3x Glattauer! Heute gibt es nicht nur eine Rezension zu lesen, sondern gleich drei.

Drei? Warum?

Weil der Herr Glattauer auf Literatwo nicht fehlen darf. Seit 2008 sollte er nun eigentlich schon einen Platz in der Villa gefunden haben. Herr Glattauer ist also längst überfällig und wenn er schon einzieht, dann nicht nur mit einem Roman.

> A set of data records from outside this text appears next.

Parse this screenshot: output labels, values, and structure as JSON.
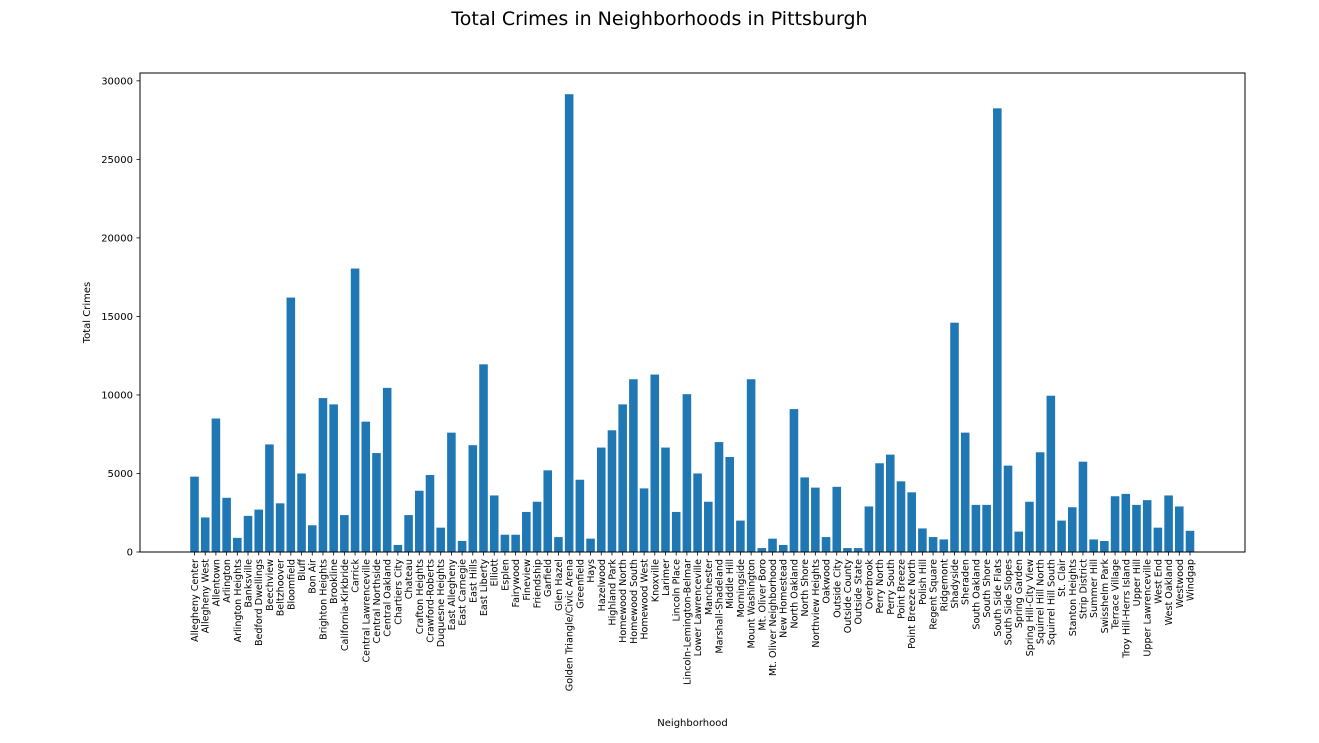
{
  "chart_data": {
    "type": "bar",
    "title": "Total Crimes in Neighborhoods in Pittsburgh",
    "xlabel": "Neighborhood",
    "ylabel": "Total Crimes",
    "ylim": [
      0,
      30500
    ],
    "yticks": [
      0,
      5000,
      10000,
      15000,
      20000,
      25000,
      30000
    ],
    "grid": false,
    "bar_color": "#1f77b4",
    "categories": [
      "Allegheny Center",
      "Allegheny West",
      "Allentown",
      "Arlington",
      "Arlington Heights",
      "Banksville",
      "Bedford Dwellings",
      "Beechview",
      "Beltzhoover",
      "Bloomfield",
      "Bluff",
      "Bon Air",
      "Brighton Heights",
      "Brookline",
      "California-Kirkbride",
      "Carrick",
      "Central Lawrenceville",
      "Central Northside",
      "Central Oakland",
      "Chartiers City",
      "Chateau",
      "Crafton Heights",
      "Crawford-Roberts",
      "Duquesne Heights",
      "East Allegheny",
      "East Carnegie",
      "East Hills",
      "East Liberty",
      "Elliott",
      "Esplen",
      "Fairywood",
      "Fineview",
      "Friendship",
      "Garfield",
      "Glen Hazel",
      "Golden Triangle/Civic Arena",
      "Greenfield",
      "Hays",
      "Hazelwood",
      "Highland Park",
      "Homewood North",
      "Homewood South",
      "Homewood West",
      "Knoxville",
      "Larimer",
      "Lincoln Place",
      "Lincoln-Lemington-Belmar",
      "Lower Lawrenceville",
      "Manchester",
      "Marshall-Shadeland",
      "Middle Hill",
      "Morningside",
      "Mount Washington",
      "Mt. Oliver Boro",
      "Mt. Oliver Neighborhood",
      "New Homestead",
      "North Oakland",
      "North Shore",
      "Northview Heights",
      "Oakwood",
      "Outside City",
      "Outside County",
      "Outside State",
      "Overbrook",
      "Perry North",
      "Perry South",
      "Point Breeze",
      "Point Breeze North",
      "Polish Hill",
      "Regent Square",
      "Ridgemont",
      "Shadyside",
      "Sheraden",
      "South Oakland",
      "South Shore",
      "South Side Flats",
      "South Side Slopes",
      "Spring Garden",
      "Spring Hill-City View",
      "Squirrel Hill North",
      "Squirrel Hill South",
      "St. Clair",
      "Stanton Heights",
      "Strip District",
      "Summer Hill",
      "Swisshelm Park",
      "Terrace Village",
      "Troy Hill-Herrs Island",
      "Upper Hill",
      "Upper Lawrenceville",
      "West End",
      "West Oakland",
      "Westwood",
      "Windgap"
    ],
    "values": [
      4800,
      2200,
      8500,
      3450,
      900,
      2300,
      2700,
      6850,
      3100,
      16200,
      5000,
      1700,
      9800,
      9400,
      2350,
      18050,
      8300,
      6300,
      10450,
      450,
      2350,
      3900,
      4900,
      1550,
      7600,
      700,
      6800,
      11950,
      3600,
      1100,
      1100,
      2550,
      3200,
      5200,
      950,
      29150,
      4600,
      850,
      6650,
      7750,
      9400,
      11000,
      4050,
      11300,
      6650,
      2550,
      10050,
      5000,
      3200,
      7000,
      6050,
      2000,
      11000,
      250,
      850,
      450,
      9100,
      4750,
      4100,
      950,
      4150,
      250,
      250,
      2900,
      5650,
      6200,
      4500,
      3800,
      1500,
      950,
      800,
      14600,
      7600,
      3000,
      3000,
      28250,
      5500,
      1300,
      3200,
      6350,
      9950,
      2000,
      2850,
      5750,
      800,
      700,
      3550,
      3700,
      3000,
      3300,
      1550,
      3600,
      2900,
      1350
    ]
  }
}
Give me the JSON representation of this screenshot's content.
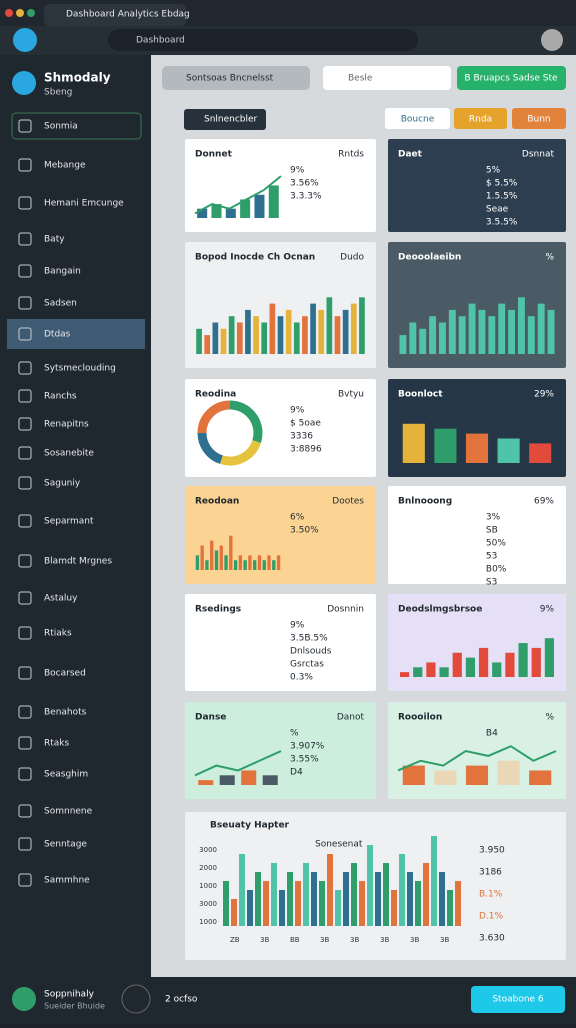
{
  "browser": {
    "tab_title": "Dashboard Analytics Ebdag",
    "address": "Dashboard"
  },
  "sidebar": {
    "brand": "Shmodaly",
    "brand_sub": "Sbeng",
    "items": [
      "Sonmia",
      "Mebange",
      "Hemani Emcunge",
      "Baty",
      "Bangain",
      "Sadsen",
      "Dtdas",
      "Sytsmeclouding",
      "Ranchs",
      "Renapitns",
      "Sosanebite",
      "Saguniy",
      "Separmant",
      "Blamdt Mrgnes",
      "Astaluy",
      "Rtiaks",
      "Bocarsed",
      "Benahots",
      "Rtaks",
      "Seasghim",
      "Somnnene",
      "Senntage",
      "Sammhne"
    ],
    "user": "Soppnihaly",
    "user_sub": "Sueider Bhuide"
  },
  "toolbar": {
    "dropdown": "Sontsoas Bncnelsst",
    "search": "Besle",
    "button": "B Bruapcs Sadse Ste"
  },
  "filters": {
    "label": "Snlnencbler",
    "chips": [
      "Boucne",
      "Rnda",
      "Bunn"
    ]
  },
  "cards": [
    {
      "title": "Donnet",
      "texts": [
        "Rntds",
        "9%",
        "3.56%",
        "3.3.3%"
      ],
      "bars": [
        2,
        3,
        2,
        4,
        5,
        7
      ],
      "ylim": [
        0,
        10
      ],
      "bar_colors": [
        "#2f6f8f",
        "#2f9e6a"
      ],
      "line": [
        1,
        3,
        2,
        4,
        6,
        9
      ],
      "bg": "#ffffff",
      "dark": false
    },
    {
      "title": "Daet",
      "texts": [
        "Dsnnat",
        "5%",
        "$ 5.5%",
        "1.5.5%",
        "Seae",
        "3.5.5%"
      ],
      "bars": [],
      "ylim": [
        0,
        10
      ],
      "bar_colors": [
        "#2f6f8f"
      ],
      "bg": "#2d3e50",
      "dark": true
    },
    {
      "title": "Bopod Inocde Ch Ocnan",
      "texts": [
        "Dudo"
      ],
      "bars": [
        4,
        3,
        5,
        4,
        6,
        5,
        7,
        6,
        5,
        8,
        6,
        7,
        5,
        6,
        8,
        7,
        9,
        6,
        7,
        8,
        9
      ],
      "ylim": [
        0,
        10
      ],
      "bar_colors": [
        "#2f9e6a",
        "#e2733c",
        "#2f6f8f",
        "#e5b33c"
      ],
      "bg": "#eef0f2",
      "dark": false
    },
    {
      "title": "Deooolaeibn",
      "texts": [
        "%"
      ],
      "bars": [
        3,
        5,
        4,
        6,
        5,
        7,
        6,
        8,
        7,
        6,
        8,
        7,
        9,
        6,
        8,
        7
      ],
      "ylim": [
        0,
        10
      ],
      "bar_colors": [
        "#4fc4a8"
      ],
      "bg": "#4b5b66",
      "dark": true
    },
    {
      "title": "Reodina",
      "texts": [
        "Bvtyu",
        "9%",
        "$ 5oae",
        "3336",
        "3:8896"
      ],
      "donut": [
        30,
        25,
        20,
        25
      ],
      "donut_colors": [
        "#2f9e6a",
        "#e5c33c",
        "#2f6f8f",
        "#e2733c"
      ],
      "bars": [],
      "ylim": [
        0,
        10
      ],
      "bar_colors": [],
      "bg": "#ffffff",
      "dark": false
    },
    {
      "title": "Boonloct",
      "texts": [
        "29%"
      ],
      "bars": [
        8,
        7,
        6,
        5,
        4
      ],
      "ylim": [
        0,
        10
      ],
      "bar_colors": [
        "#e5b33c",
        "#2f9e6a",
        "#e2733c",
        "#4fc4a8",
        "#e24a3c"
      ],
      "bg": "#253646",
      "dark": true
    },
    {
      "title": "Reodoan",
      "texts": [
        "Dootes",
        "6%",
        "3.50%"
      ],
      "bars": [
        3,
        5,
        2,
        6,
        4,
        5,
        3,
        7,
        2,
        3,
        2,
        3,
        2,
        3,
        2,
        3,
        2,
        3
      ],
      "ylim": [
        0,
        10
      ],
      "bar_colors": [
        "#2f9e6a",
        "#e2733c"
      ],
      "bg": "#fbd494",
      "dark": false
    },
    {
      "title": "Bnlnooong",
      "texts": [
        "69%",
        "3%",
        "SB",
        "50%",
        "53",
        "B0%",
        "S3"
      ],
      "bars": [],
      "ylim": [
        0,
        10
      ],
      "bar_colors": [],
      "bg": "#ffffff",
      "dark": false
    },
    {
      "title": "Rsedings",
      "texts": [
        "Dosnnin",
        "9%",
        "3.5B.5%",
        "Dnlsouds",
        "Gsrctas",
        "0.3%"
      ],
      "bars": [],
      "ylim": [
        0,
        10
      ],
      "bar_colors": [],
      "bg": "#ffffff",
      "dark": false
    },
    {
      "title": "Deodslmgsbrsoe",
      "texts": [
        "9%"
      ],
      "bars": [
        1,
        2,
        3,
        2,
        5,
        4,
        6,
        3,
        5,
        7,
        6,
        8
      ],
      "ylim": [
        0,
        10
      ],
      "bar_colors": [
        "#e24a3c",
        "#2f9e6a"
      ],
      "bg": "#e6e0f6",
      "dark": false
    },
    {
      "title": "Danse",
      "texts": [
        "Danot",
        "%",
        "3.907%",
        "3.55%",
        "D4"
      ],
      "line": [
        2,
        4,
        3,
        5,
        7
      ],
      "bars": [
        1,
        2,
        3,
        2
      ],
      "ylim": [
        0,
        10
      ],
      "bar_colors": [
        "#e2733c",
        "#4b5b66"
      ],
      "bg": "#cdeedd",
      "dark": false
    },
    {
      "title": "Roooilon",
      "texts": [
        "%",
        "B4"
      ],
      "line": [
        3,
        5,
        4,
        7,
        6,
        8,
        5,
        7
      ],
      "bars": [
        4,
        3,
        4,
        5,
        3
      ],
      "ylim": [
        0,
        10
      ],
      "bar_colors": [
        "#e2733c",
        "#e9d7b6"
      ],
      "bg": "#d9f1e4",
      "dark": false
    }
  ],
  "big": {
    "title": "Bseuaty Hapter",
    "legend": "Sonesenat",
    "ylabels": [
      "3000",
      "2000",
      "1000",
      "3000",
      "1000"
    ],
    "xlabels": [
      "ZB",
      "3B",
      "BB",
      "3B",
      "3B",
      "3B",
      "3B",
      "3B"
    ],
    "bars": [
      5,
      3,
      8,
      4,
      6,
      5,
      7,
      4,
      6,
      5,
      7,
      6,
      5,
      8,
      4,
      6,
      7,
      5,
      9,
      6,
      7,
      4,
      8,
      6,
      5,
      7,
      10,
      6,
      4,
      5
    ],
    "ylim": [
      0,
      10
    ],
    "bar_colors": [
      "#2f9e6a",
      "#e2733c",
      "#4fc4a8",
      "#2f6f8f"
    ],
    "side": [
      "3.950",
      "3186",
      "B.1%",
      "D.1%",
      "3.630"
    ]
  },
  "footer": {
    "pager": "2 ocfso",
    "button": "Stoabone 6"
  }
}
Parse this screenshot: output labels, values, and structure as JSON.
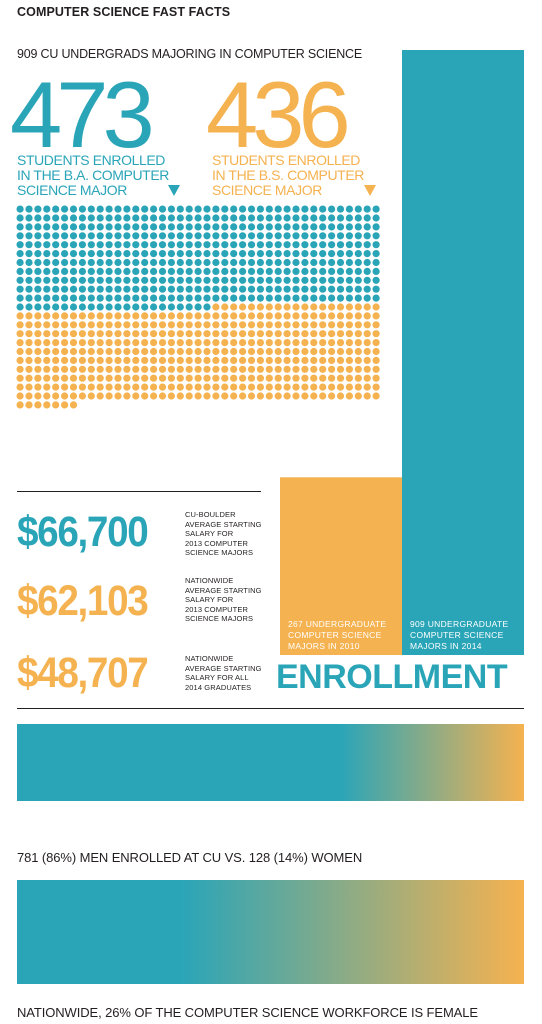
{
  "header": {
    "title": "COMPUTER SCIENCE FAST FACTS",
    "subtitle": "909 CU UNDERGRADS MAJORING IN COMPUTER SCIENCE"
  },
  "colors": {
    "teal": "#2aa5b8",
    "orange": "#f5b250",
    "text": "#231f20"
  },
  "majors": {
    "ba": {
      "count": "473",
      "caption_lines": [
        "STUDENTS ENROLLED",
        "IN THE B.A. COMPUTER",
        "SCIENCE MAJOR"
      ]
    },
    "bs": {
      "count": "436",
      "caption_lines": [
        "STUDENTS ENROLLED",
        "IN THE B.S. COMPUTER",
        "SCIENCE MAJOR"
      ]
    }
  },
  "salaries": [
    {
      "amount": "$66,700",
      "color": "teal",
      "desc_lines": [
        "CU-BOULDER",
        "AVERAGE STARTING",
        "SALARY FOR",
        "2013 COMPUTER",
        "SCIENCE MAJORS"
      ]
    },
    {
      "amount": "$62,103",
      "color": "orange",
      "desc_lines": [
        "NATIONWIDE",
        "AVERAGE STARTING",
        "SALARY FOR",
        "2013 COMPUTER",
        "SCIENCE MAJORS"
      ]
    },
    {
      "amount": "$48,707",
      "color": "orange",
      "desc_lines": [
        "NATIONWIDE",
        "AVERAGE STARTING",
        "SALARY FOR ALL",
        "2014 GRADUATES"
      ]
    }
  ],
  "enrollment": {
    "title": "ENROLLMENT",
    "label_2010_lines": [
      "267 UNDERGRADUATE",
      "COMPUTER SCIENCE",
      "MAJORS IN 2010"
    ],
    "label_2014_lines": [
      "909 UNDERGRADUATE",
      "COMPUTER SCIENCE",
      "MAJORS IN 2014"
    ]
  },
  "gender": {
    "cu_text": "781 (86%) MEN ENROLLED AT CU VS. 128 (14%) WOMEN",
    "national_text": "NATIONWIDE, 26% OF THE COMPUTER SCIENCE WORKFORCE IS FEMALE"
  },
  "chart_data": [
    {
      "type": "waffle",
      "series": [
        {
          "name": "B.A.",
          "value": 473,
          "color": "#2aa5b8"
        },
        {
          "name": "B.S.",
          "value": 436,
          "color": "#f5b250"
        }
      ]
    },
    {
      "type": "bar",
      "categories": [
        "2010",
        "2014"
      ],
      "values": [
        267,
        909
      ],
      "colors": [
        "#f5b250",
        "#2aa5b8"
      ]
    },
    {
      "type": "bar",
      "orientation": "horizontal",
      "stacked": true,
      "categories": [
        "CU enrollment by gender"
      ],
      "series": [
        {
          "name": "MEN",
          "value": 86,
          "color": "#2aa5b8"
        },
        {
          "name": "WOMEN",
          "value": 14,
          "color": "#f5b250"
        }
      ]
    },
    {
      "type": "bar",
      "orientation": "horizontal",
      "stacked": true,
      "categories": [
        "Nationwide CS workforce by gender"
      ],
      "series": [
        {
          "name": "male",
          "value": 74,
          "color": "#2aa5b8"
        },
        {
          "name": "FEMALE",
          "value": 26,
          "color": "#f5b250"
        }
      ]
    }
  ]
}
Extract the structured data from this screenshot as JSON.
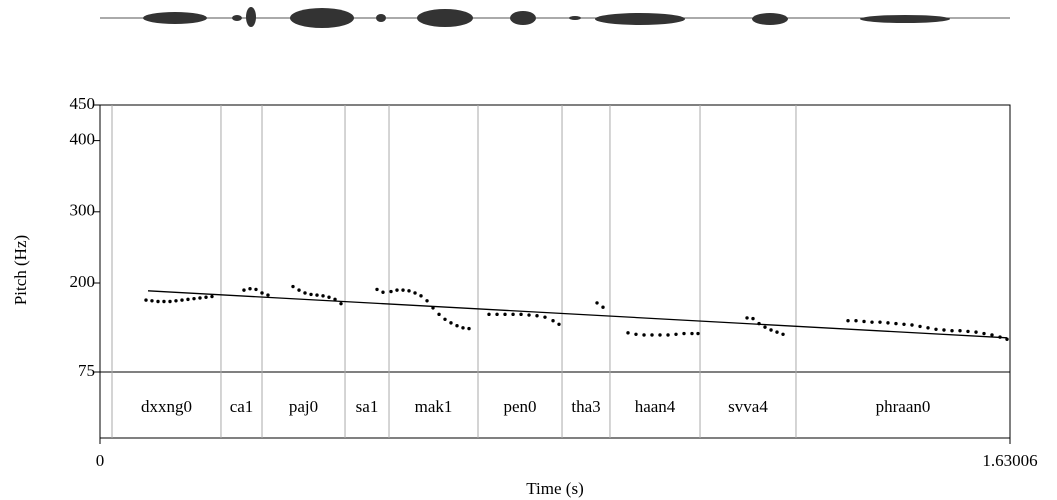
{
  "chart_data": {
    "type": "pitch",
    "x_label": "Time (s)",
    "y_label": "Pitch (Hz)",
    "xlim": [
      0,
      1.63006
    ],
    "xticks": [
      0,
      1.63006
    ],
    "ylim": [
      75,
      450
    ],
    "yticks": [
      75,
      200,
      300,
      400,
      450
    ],
    "color": "#000000",
    "x": [
      0.0824,
      0.0931,
      0.1039,
      0.1146,
      0.1254,
      0.1361,
      0.1469,
      0.1576,
      0.1684,
      0.1791,
      0.1899,
      0.2006,
      0.2579,
      0.2687,
      0.2794,
      0.2902,
      0.3009,
      0.3457,
      0.3565,
      0.3672,
      0.378,
      0.3887,
      0.3995,
      0.4102,
      0.421,
      0.4317,
      0.4962,
      0.5069,
      0.5213,
      0.532,
      0.5428,
      0.5535,
      0.5643,
      0.575,
      0.5858,
      0.5965,
      0.6073,
      0.618,
      0.6287,
      0.6395,
      0.6502,
      0.661,
      0.6968,
      0.7112,
      0.7255,
      0.7399,
      0.7542,
      0.7685,
      0.7828,
      0.7971,
      0.8115,
      0.8222,
      0.8903,
      0.901,
      0.9458,
      0.9601,
      0.9745,
      0.9888,
      1.0031,
      1.0175,
      1.0318,
      1.0461,
      1.0604,
      1.0712,
      1.159,
      1.1697,
      1.1805,
      1.1912,
      1.202,
      1.2127,
      1.2235,
      1.3399,
      1.3542,
      1.3686,
      1.3829,
      1.3972,
      1.4115,
      1.4258,
      1.4402,
      1.4545,
      1.4689,
      1.4832,
      1.4975,
      1.5118,
      1.5262,
      1.5405,
      1.5548,
      1.5692,
      1.5835,
      1.5978,
      1.6122,
      1.6247
    ],
    "values": [
      176,
      175,
      174,
      174,
      174,
      175,
      176,
      177,
      178,
      179,
      180,
      181,
      190,
      192,
      191,
      186,
      183,
      195,
      190,
      186,
      184,
      183,
      182,
      180,
      177,
      171,
      191,
      187,
      188,
      190,
      190,
      189,
      186,
      182,
      175,
      165,
      156,
      149,
      144,
      140,
      137,
      136,
      156,
      156,
      156,
      156,
      156,
      155,
      154,
      152,
      147,
      142,
      172,
      166,
      130,
      128,
      127,
      127,
      127,
      127,
      128,
      129,
      129,
      129,
      151,
      150,
      143,
      138,
      134,
      131,
      128,
      147,
      147,
      146,
      145,
      145,
      144,
      143,
      142,
      141,
      139,
      137,
      135,
      134,
      133,
      133,
      132,
      131,
      129,
      127,
      124,
      121
    ],
    "trend": {
      "x": [
        0.086,
        1.6247
      ],
      "values": [
        189,
        123
      ]
    },
    "tier": {
      "boundaries": [
        0.0215,
        0.2167,
        0.2902,
        0.4389,
        0.5177,
        0.6771,
        0.8276,
        0.9135,
        1.0748,
        1.2467
      ],
      "labels": [
        "dxxng0",
        "ca1",
        "paj0",
        "sa1",
        "mak1",
        "pen0",
        "tha3",
        "haan4",
        "svva4",
        "phraan0"
      ]
    }
  }
}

Also macht euch bereit für drei Romane aus der Glattauer-Feder 🙂

Gut gegen Nordwind

Heute schon im Spam-Filter nachgesehen?
Nein? Sollten Sie tun, denn evtl. kündigt gerade jemand ein Zeitungsabo und hat sich bei dem Namen des Empfängers verschrieben.

Genau das ist Emma Rothner, auch Emmi genannt, passiert. Das Zeitungsabo „Like“ hat ausgedient und Emmi kündigt dieses kurzerhand. Durch ihren berühmt berüchtigten I-Tippfehler landet ihre Email nicht beim eigentlichen Adressat, sondern bei Leo Leike. Als Emmi keine Kündigungsbestätigung erhält, schreibt sie erneut eine Email. Diesmal erhält sie Antwort, jedoch von einem Mann, der ihr bis dahin unbekannt ist. Dies ändert sich schlagartig, denn beiden hegen durch dieses ungewöhnliche Aufeinandertreffen schnell Sympathie für einander.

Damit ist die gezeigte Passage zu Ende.